Focus on quality and valuation
The easy investment approach for the coming years will be to focus on quality . . . and settle for near-zero nominal returns in a potentially high-inflation environment. True growth of purchasing power will be achieved only by correctly evaluating investment quality and being willing to trade among quality levels based on their current relative valuations.

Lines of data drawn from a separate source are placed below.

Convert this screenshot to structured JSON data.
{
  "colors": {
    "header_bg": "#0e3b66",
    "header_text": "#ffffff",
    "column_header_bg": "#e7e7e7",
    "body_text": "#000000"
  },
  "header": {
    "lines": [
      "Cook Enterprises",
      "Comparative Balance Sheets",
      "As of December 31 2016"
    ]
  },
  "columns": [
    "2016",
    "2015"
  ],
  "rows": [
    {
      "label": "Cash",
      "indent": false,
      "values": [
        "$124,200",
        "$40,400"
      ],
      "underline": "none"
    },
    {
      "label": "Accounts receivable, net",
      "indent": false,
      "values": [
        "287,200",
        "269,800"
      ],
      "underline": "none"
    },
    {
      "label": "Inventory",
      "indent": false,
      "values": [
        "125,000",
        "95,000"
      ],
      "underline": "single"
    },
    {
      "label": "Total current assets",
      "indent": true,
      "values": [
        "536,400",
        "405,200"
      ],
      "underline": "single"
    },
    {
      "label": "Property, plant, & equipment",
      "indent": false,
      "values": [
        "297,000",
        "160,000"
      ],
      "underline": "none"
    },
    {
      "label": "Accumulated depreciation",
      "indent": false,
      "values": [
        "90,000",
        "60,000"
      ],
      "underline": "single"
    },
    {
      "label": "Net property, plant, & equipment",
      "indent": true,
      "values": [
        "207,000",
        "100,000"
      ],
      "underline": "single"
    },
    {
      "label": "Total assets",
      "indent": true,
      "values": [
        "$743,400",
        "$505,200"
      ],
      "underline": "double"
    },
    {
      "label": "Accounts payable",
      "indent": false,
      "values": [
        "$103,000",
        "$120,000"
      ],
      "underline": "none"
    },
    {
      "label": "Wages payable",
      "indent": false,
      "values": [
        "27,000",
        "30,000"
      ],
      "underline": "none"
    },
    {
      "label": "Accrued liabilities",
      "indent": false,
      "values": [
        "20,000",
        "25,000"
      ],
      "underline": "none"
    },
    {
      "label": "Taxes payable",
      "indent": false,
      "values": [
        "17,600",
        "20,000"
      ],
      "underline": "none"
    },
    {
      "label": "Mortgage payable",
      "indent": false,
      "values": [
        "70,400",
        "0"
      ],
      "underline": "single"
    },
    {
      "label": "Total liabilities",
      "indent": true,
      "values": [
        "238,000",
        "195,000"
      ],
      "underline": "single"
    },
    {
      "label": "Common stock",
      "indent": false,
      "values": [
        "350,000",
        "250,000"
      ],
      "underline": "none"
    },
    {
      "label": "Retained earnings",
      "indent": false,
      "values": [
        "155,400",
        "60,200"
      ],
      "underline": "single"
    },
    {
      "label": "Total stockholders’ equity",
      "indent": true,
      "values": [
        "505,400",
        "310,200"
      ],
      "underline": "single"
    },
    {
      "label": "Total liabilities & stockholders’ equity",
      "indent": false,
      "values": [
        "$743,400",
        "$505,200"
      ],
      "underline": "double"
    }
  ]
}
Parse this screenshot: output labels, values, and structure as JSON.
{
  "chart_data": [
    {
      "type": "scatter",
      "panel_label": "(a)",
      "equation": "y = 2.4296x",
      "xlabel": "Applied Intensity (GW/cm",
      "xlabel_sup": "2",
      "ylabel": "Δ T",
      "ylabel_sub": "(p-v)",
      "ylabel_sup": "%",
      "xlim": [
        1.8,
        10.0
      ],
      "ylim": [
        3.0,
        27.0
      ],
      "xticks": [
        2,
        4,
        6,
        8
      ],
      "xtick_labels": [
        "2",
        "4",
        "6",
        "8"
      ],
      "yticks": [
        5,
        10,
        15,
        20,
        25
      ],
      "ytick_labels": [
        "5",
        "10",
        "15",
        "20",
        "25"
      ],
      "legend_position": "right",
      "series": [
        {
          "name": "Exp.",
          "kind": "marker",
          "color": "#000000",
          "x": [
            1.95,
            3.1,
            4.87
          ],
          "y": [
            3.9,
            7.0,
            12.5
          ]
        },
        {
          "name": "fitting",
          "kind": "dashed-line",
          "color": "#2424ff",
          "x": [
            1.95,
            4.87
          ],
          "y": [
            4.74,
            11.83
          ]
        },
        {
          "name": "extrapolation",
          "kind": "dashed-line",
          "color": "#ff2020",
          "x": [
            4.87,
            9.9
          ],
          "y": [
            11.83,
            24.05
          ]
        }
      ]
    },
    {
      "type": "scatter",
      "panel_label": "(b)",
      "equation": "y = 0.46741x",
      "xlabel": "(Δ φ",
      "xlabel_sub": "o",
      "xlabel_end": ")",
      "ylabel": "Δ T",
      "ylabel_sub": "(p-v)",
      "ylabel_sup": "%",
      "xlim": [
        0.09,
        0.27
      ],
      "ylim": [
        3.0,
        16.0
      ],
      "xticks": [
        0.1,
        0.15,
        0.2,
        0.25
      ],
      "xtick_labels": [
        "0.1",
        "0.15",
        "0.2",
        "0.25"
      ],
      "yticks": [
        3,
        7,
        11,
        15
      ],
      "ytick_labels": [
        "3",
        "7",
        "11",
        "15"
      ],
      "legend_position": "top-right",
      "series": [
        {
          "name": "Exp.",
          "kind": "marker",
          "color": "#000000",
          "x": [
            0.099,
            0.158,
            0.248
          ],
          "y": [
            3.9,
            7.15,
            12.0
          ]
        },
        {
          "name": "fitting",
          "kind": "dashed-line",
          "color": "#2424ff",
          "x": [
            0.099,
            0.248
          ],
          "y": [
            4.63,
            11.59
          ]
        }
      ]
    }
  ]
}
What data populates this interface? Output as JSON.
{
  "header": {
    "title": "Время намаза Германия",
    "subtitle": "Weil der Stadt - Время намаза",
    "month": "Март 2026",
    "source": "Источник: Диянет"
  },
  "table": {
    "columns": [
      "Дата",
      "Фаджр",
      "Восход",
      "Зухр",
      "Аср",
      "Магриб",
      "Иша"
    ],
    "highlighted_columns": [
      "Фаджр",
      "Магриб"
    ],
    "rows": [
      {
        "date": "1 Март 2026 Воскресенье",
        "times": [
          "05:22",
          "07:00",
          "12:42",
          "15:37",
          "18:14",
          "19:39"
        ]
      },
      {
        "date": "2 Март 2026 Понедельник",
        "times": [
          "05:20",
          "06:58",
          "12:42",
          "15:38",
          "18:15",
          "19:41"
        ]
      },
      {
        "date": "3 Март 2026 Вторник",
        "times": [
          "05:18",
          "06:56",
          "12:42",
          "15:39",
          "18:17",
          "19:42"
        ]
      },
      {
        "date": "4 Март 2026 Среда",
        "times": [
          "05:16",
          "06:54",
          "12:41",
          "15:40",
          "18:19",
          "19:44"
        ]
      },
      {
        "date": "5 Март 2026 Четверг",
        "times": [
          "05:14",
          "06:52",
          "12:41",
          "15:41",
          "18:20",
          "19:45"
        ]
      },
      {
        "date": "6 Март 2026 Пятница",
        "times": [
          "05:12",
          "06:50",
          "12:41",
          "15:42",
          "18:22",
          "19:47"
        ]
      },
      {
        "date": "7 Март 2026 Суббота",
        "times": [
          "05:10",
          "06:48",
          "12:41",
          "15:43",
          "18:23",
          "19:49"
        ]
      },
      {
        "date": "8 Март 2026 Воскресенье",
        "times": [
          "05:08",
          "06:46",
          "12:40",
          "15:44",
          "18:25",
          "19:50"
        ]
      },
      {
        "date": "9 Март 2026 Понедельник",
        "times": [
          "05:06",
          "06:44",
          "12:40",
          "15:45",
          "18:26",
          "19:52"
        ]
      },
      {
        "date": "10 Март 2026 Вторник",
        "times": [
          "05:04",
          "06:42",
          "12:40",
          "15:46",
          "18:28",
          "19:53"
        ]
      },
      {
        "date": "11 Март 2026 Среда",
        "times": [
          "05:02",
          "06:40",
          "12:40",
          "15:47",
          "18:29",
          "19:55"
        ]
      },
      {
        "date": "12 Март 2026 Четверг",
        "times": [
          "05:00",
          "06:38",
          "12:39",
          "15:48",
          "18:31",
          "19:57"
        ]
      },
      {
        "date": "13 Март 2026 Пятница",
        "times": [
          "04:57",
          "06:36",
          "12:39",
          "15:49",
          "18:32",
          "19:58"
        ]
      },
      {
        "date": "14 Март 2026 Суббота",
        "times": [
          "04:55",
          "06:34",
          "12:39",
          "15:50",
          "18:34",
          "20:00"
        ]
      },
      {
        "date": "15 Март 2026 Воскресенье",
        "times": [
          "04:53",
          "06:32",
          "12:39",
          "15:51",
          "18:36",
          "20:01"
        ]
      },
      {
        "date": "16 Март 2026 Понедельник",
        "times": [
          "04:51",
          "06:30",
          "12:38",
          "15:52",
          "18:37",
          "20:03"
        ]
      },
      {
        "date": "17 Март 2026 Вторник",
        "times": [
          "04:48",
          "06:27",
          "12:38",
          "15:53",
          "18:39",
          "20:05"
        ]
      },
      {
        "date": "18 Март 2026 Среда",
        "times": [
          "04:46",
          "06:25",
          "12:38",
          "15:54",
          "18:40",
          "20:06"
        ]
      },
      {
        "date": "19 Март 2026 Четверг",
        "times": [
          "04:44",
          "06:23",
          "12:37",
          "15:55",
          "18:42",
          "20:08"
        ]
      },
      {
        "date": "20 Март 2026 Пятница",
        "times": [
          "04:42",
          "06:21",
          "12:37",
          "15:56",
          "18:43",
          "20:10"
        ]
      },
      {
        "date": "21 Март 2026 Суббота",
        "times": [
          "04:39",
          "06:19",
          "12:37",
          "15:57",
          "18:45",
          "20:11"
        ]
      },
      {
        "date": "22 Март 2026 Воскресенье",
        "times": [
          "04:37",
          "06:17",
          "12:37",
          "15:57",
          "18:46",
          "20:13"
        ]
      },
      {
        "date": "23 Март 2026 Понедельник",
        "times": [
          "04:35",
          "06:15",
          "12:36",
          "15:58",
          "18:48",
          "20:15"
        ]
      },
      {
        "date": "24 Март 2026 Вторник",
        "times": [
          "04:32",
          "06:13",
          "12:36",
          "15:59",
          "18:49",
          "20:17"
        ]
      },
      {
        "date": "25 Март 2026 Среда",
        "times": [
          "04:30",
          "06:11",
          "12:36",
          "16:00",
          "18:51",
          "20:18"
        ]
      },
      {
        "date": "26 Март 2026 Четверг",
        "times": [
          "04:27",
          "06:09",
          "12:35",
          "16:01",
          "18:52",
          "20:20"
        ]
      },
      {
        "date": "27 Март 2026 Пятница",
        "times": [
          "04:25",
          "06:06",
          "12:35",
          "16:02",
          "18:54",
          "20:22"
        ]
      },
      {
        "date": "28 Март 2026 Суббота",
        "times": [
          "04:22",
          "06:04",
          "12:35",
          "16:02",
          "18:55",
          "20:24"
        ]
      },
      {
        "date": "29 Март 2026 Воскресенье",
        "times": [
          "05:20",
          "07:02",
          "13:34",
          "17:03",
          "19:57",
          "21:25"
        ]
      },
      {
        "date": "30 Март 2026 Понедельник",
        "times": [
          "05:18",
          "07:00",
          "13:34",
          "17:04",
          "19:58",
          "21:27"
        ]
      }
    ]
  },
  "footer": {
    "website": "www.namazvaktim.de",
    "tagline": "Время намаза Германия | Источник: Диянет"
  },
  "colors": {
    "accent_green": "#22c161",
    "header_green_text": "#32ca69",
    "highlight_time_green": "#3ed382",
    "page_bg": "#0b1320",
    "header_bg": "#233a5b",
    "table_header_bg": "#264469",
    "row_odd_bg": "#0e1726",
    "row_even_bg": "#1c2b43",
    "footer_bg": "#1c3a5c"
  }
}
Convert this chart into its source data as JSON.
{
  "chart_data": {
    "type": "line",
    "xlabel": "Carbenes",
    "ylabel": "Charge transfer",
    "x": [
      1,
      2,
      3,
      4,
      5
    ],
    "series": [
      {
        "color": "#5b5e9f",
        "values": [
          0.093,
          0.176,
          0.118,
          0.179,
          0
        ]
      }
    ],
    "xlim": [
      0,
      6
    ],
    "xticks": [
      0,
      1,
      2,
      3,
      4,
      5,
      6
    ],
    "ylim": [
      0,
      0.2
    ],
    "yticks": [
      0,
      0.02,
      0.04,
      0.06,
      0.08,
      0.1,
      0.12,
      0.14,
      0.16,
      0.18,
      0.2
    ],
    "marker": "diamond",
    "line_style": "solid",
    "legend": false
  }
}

Polar Portfolio Positioning
Implement all of the above points and you are likely to find yourself with a “polar” portfolio – one consisting primarily of some very high quality, liquid assets and some very cheap, but rather speculative, exposures. Middling opportunities are likely to provide piddling returns as most investors seek to improve on low risk, low return investments by edging up the risk spectrum, thereby bidding up prices and diminishing their returns.

Importance of Judgment
Investing driven by historically based, “black box” models becomes less and less effective as the future becomes less and less like the past. The sea change in our worldwide investment landscape is rendering not only past models ineffective, but weakens the very concept of historically based investment models. The next generation of quantitative market analysis will require a higher level of investor behavior-based sophistication, as well as a very influential overlay of superior investment judgment.

Commitment to Patience
A more volatile, changeable market demands a more resolute, patient investor. Returns are certain to be erratic. Extreme market moves will be more common. Directionless markets will become the norm. Periods of steady, positive returns will be extremely rare.

We at CoreStates have no legacy investment styles that we must maintain. Our product is building client portfolios in whatever way we believe will be most effective in the years ahead. This gives us the freedom to truly serve our clients’ needs as those needs, and the market’s nature, change over time.

To us, this is the only way to do business.